# Western Flyer Chrome editin



## Bicycle Bill (Jul 4, 2021)

Mid 1960's Wester Flyer. chrome. MOY 902504. Please help with detailed information. Missing tank and headlight, but I love the taillight and rear reflector.


----------



## Archie Sturmer (Jul 4, 2021)

MOY 902504 Western Flyer information please. | Middleweight Bicycles
					

Need information, tank, and headlight. Thanks!




					thecabe.com
				



Why since you asked, "Y" might indicate the year *1965*-Y.
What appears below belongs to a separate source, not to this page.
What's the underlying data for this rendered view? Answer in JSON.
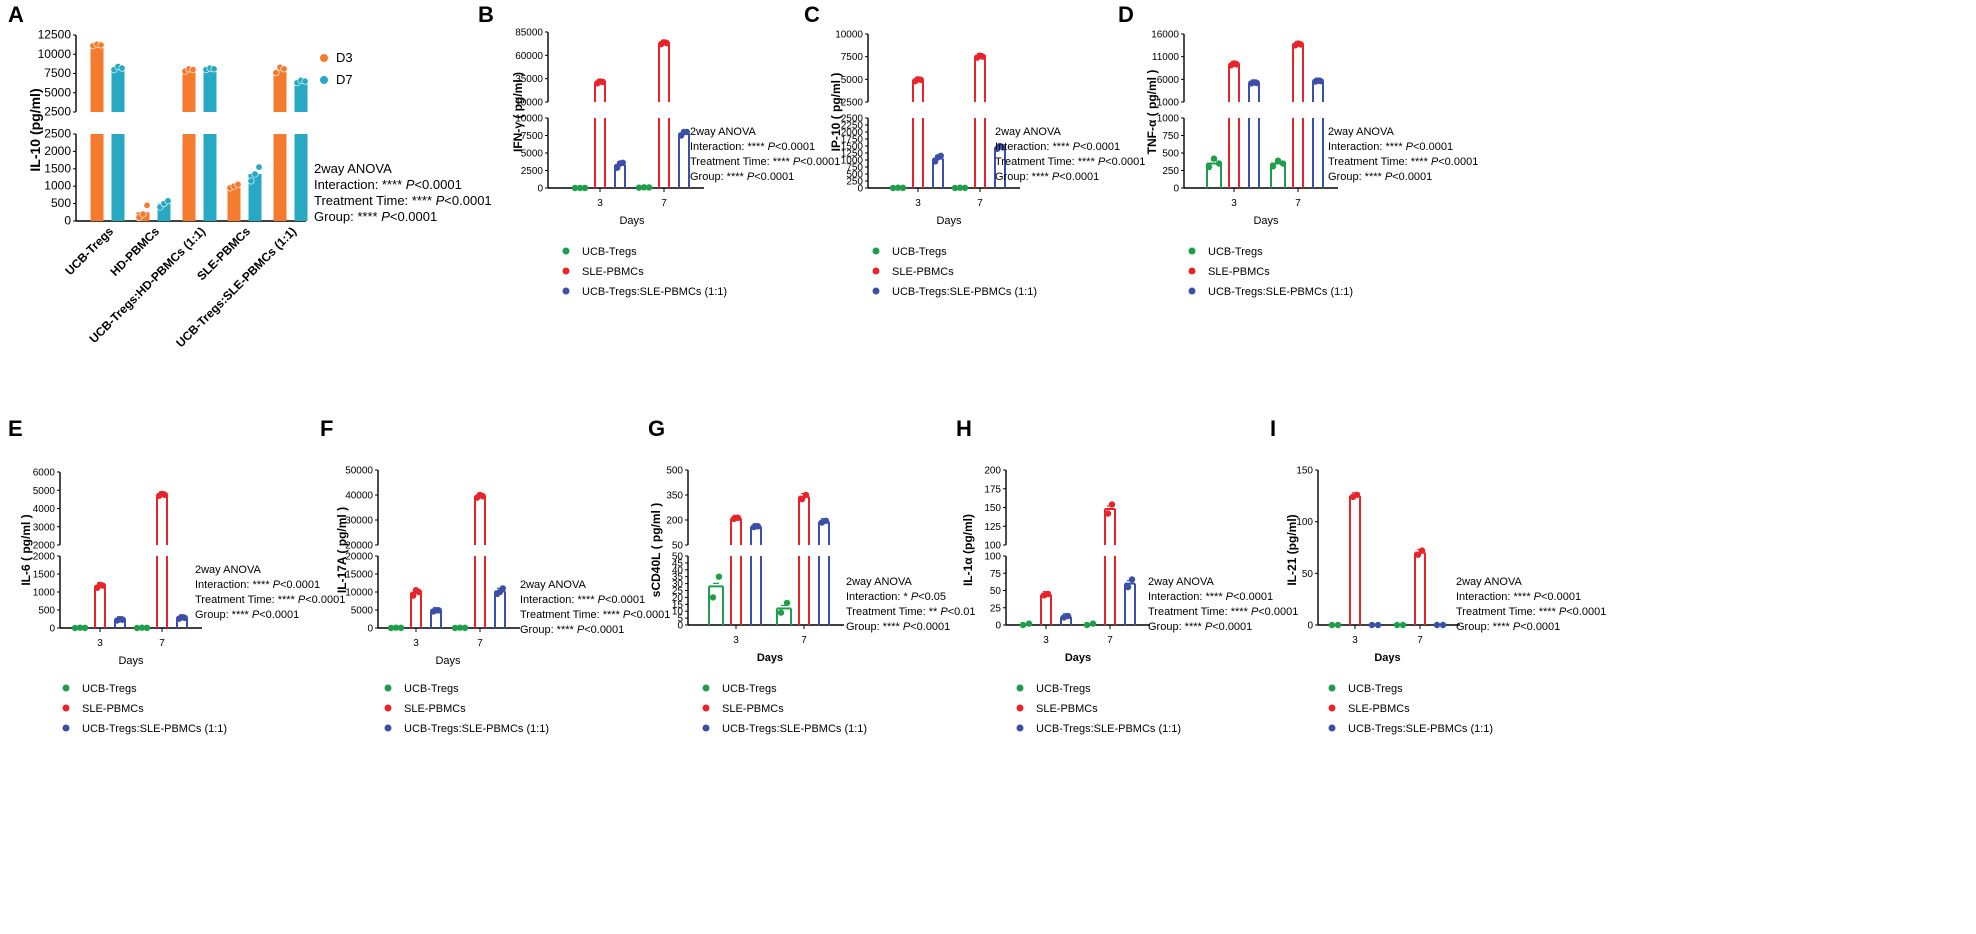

						Murray serial number project. | Classic Balloon Tire Bicycles 1933-1965
					

Needed to do this for a while, so here is what I have figured out so far. There has been many people along the way that has contributed and a few that has helped set me straight. hahaah.   I don't know how far back this goes , but I know that Murray used a single letter to represent the year...




					thecabe.com


----------



## schwinnbikebobb (Jul 4, 2021)

The rear light is mounted wrong.  You hold the black part below the rack and screw the red lens on from above trapping the rack between.


----------



## OZ1972 (Jul 13, 2021)

Sweet i love it !!!!!!


----------



## Adamtinkerer (Jul 17, 2021)

I believe a '65 would be "MO 5" , I'd speculate MO Y  is '64.


----------